Cat communication -learn to speak cat

Although cats talk verbally they say much more with their body language than their voice. Learning to read your cats body language can give you a lot of information on how they feel about life (e.g. being held, groomed, a new addition to the family etc.)

The Tail: When a cat is content, they will usually hold the tail out loosely behind them. When happy, they may hold it high, with a slight twitch or curl forward. A slightly moving, twitching, wagging tail is a sign of interest, they are thinking what they are going to do (e.g. when your cat is intensely watching a toy and they start tail twitching they are contemplating whether to pounce on it). If your cat becomes agitated/stressed/over aroused they tend to “flick” the tail in a way that is faster and more forceful. If you are doing something with them (e.g. grooming, holding them) and the firm tail flick starts it’s a sign they are not happy and its time to stop and give them a break. If your cat is concerned about a situation, they may also lower the tail and tuck it underneath the body or around their side if lying down. And the bristled out, stiffly held tail that we see in cartoon cats is a sign that they are terrified.

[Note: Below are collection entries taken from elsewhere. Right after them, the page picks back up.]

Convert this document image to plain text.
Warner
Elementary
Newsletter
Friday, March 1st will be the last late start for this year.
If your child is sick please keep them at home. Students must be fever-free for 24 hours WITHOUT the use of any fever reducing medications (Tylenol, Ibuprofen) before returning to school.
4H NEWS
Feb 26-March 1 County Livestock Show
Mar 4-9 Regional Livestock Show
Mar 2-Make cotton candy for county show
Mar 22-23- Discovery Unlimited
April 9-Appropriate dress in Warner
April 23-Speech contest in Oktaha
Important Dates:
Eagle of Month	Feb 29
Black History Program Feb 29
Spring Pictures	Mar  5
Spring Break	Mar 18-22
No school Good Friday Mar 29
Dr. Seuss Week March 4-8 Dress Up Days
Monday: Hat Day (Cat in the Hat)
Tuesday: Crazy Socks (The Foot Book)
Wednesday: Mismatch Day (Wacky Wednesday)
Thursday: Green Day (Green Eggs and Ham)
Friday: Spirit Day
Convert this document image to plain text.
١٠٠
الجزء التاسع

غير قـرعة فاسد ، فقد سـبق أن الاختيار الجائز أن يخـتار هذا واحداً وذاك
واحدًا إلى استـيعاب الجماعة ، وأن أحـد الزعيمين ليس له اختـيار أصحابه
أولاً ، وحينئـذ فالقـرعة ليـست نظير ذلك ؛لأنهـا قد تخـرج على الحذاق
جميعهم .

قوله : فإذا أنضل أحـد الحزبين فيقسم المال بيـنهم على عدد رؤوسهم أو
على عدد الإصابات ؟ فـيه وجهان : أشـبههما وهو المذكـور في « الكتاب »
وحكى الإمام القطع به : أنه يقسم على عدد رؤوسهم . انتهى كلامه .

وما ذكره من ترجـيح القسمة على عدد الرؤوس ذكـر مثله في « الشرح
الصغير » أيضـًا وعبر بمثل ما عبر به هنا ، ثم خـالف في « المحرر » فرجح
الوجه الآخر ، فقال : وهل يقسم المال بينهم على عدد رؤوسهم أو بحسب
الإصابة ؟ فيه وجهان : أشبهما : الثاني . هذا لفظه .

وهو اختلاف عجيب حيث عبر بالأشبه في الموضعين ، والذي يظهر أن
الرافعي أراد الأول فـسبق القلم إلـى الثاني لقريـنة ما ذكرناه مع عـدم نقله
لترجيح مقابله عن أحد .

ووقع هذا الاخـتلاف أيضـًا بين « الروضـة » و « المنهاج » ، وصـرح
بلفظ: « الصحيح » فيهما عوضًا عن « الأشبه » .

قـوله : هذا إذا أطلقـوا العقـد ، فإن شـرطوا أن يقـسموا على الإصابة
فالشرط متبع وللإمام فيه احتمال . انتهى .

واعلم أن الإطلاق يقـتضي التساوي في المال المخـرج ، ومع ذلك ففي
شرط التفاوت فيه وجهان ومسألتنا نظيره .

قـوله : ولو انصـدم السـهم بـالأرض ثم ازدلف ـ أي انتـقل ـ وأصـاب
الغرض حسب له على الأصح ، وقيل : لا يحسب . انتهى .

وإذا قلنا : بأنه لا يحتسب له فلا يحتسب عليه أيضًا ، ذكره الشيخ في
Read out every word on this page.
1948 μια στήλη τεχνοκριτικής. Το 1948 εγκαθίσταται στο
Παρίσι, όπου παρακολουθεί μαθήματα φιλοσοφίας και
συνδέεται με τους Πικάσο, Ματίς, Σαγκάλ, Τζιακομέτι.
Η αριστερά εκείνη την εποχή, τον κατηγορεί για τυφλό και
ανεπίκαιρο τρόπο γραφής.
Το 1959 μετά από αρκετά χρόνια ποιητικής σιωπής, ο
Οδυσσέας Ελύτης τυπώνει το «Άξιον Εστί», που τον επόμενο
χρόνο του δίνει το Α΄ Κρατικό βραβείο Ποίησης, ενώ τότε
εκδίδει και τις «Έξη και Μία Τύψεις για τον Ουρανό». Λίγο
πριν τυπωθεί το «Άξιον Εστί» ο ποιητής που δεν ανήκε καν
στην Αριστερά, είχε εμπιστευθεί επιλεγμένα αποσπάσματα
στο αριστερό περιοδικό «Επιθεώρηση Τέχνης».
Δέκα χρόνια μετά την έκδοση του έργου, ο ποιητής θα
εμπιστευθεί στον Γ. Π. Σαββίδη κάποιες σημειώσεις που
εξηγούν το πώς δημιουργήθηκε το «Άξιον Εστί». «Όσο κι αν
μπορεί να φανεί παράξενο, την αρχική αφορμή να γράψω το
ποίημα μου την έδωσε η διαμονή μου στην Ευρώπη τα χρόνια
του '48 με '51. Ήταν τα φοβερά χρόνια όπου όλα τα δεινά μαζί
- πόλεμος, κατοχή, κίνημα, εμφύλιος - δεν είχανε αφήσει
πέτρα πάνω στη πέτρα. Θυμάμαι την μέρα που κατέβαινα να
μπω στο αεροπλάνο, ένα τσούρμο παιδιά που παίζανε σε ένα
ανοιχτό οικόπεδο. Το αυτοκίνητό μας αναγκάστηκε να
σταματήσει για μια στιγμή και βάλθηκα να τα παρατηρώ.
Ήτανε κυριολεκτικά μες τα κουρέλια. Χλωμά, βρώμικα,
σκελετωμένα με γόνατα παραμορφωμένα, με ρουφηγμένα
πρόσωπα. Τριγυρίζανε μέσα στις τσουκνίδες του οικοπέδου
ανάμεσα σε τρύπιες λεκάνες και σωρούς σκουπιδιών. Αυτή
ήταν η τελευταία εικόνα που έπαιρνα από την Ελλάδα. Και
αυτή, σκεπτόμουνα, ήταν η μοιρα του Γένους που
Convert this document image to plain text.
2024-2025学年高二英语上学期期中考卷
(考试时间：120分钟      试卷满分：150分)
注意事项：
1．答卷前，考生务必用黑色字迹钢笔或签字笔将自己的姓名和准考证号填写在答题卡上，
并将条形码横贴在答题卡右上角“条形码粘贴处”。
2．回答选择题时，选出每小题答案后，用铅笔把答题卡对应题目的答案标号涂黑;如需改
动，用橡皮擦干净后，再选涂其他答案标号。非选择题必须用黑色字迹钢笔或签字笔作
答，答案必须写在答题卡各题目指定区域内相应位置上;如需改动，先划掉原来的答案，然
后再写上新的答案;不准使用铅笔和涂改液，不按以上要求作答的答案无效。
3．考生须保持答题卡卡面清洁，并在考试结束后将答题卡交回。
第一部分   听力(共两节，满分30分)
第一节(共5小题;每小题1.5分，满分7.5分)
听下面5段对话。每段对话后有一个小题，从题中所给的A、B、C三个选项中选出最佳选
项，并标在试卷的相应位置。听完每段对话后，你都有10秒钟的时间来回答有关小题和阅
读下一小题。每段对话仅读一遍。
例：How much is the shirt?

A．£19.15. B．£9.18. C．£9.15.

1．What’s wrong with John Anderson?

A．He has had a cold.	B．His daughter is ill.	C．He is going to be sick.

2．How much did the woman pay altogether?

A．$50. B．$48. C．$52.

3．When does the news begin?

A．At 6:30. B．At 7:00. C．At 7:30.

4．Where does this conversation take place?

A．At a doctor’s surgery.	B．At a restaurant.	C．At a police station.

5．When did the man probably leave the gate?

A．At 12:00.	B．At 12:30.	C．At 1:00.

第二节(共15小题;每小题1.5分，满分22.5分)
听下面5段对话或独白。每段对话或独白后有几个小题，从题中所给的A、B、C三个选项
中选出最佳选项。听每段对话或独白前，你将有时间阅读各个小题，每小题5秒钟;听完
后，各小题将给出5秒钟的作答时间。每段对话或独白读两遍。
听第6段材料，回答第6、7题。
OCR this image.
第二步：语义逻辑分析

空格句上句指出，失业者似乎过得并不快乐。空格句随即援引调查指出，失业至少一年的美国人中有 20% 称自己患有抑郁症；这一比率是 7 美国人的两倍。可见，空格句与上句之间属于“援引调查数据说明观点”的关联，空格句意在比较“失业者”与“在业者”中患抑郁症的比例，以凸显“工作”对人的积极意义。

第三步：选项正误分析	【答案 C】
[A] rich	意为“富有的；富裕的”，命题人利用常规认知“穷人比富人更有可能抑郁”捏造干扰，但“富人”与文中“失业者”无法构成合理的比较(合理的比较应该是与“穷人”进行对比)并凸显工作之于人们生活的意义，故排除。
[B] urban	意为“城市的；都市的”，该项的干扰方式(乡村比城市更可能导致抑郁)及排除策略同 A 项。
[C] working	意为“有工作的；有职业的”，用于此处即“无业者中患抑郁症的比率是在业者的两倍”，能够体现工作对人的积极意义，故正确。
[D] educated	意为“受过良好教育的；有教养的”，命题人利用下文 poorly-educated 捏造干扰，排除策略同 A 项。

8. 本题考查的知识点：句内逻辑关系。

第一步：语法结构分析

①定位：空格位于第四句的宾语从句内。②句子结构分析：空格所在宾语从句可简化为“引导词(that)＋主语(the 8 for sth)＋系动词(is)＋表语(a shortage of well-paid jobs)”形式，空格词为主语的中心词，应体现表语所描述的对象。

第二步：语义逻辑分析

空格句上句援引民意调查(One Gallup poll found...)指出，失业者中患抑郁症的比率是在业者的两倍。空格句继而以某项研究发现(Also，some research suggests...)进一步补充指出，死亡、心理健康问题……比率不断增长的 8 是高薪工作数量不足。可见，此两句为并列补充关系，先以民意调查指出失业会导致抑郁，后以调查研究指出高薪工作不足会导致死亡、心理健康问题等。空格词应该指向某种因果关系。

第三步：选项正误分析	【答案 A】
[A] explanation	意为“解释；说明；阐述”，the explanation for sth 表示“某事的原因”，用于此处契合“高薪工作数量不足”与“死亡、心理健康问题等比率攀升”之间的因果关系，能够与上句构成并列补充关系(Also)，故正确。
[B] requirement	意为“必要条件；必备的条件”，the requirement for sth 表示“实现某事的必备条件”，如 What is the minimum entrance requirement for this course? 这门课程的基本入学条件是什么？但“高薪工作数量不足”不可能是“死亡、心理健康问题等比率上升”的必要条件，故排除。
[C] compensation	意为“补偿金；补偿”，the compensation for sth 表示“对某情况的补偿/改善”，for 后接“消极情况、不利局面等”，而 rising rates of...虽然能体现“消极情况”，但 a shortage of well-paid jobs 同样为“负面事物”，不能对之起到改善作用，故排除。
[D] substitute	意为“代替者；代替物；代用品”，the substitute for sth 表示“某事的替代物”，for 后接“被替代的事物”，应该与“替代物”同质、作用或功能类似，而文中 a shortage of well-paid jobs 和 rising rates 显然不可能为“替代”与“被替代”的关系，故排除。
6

The Ears aren’t just for listening: When your cat’s ears are forward and slightly to the side, they are probably feeling relaxed. When your cat is really interested and excited, the ears may be pricked forward. Fast-twitching ears may be indicative of nervousness and uncertainty. A cat who is fearful or agitated moves the ears down and back or down to the sides.

The Eyes: When content, the pupils will be normal size (not dilated) and the eyes will be open or perhaps slightly closed. They may make eye contact and will hold your gaze for a while before looking away or blinking softly. If they are stressed and on the edge of being aggressive or fleeing, your cat’s pupils may change shape — either dilating or constricting — and the eyes may look hard or stiff. If they also avoid eye contact and dart their eyes around they are searching for an escape route but if they stare – beware, they are about to strike!

The Face: When your cat is relaxed, the whiskers are set out from the face, where they are less noticeable. When interested in something, the whiskers may move out and forward, becoming stiffer. When frightened, they tend to hold their whiskers flat against the face.

The Body: A relaxed cat moves in a loose, relaxed manner. The more agitated or aroused a cat gets, the tenser the muscles will become. If your cat freezes altogether, it can mean they are about to fight or flee — or, in some cases, pounce. A cat who is stressed will move in a rigid, stiff fashion.

Always pay attention to your cat’s physical reactions to a situation. If they show any signs of stress give them space, let them hide and avoid the situation. Always try and end your interactions with them (holding, grooming etc) before any signs of stress or agitation are displayed. E.g. If you are holding your cat and they are peering down at the floor, stiffening their body and leaning away from you, they are asking to be let go. Respect the request, let them go gently before they feel forced to resort to the “fight and flight” response.

By letting your cat control the situation (by reading their body language) you can often with time get them accepting and even enjoying the holding, grooming etc for longer and longer periods of time.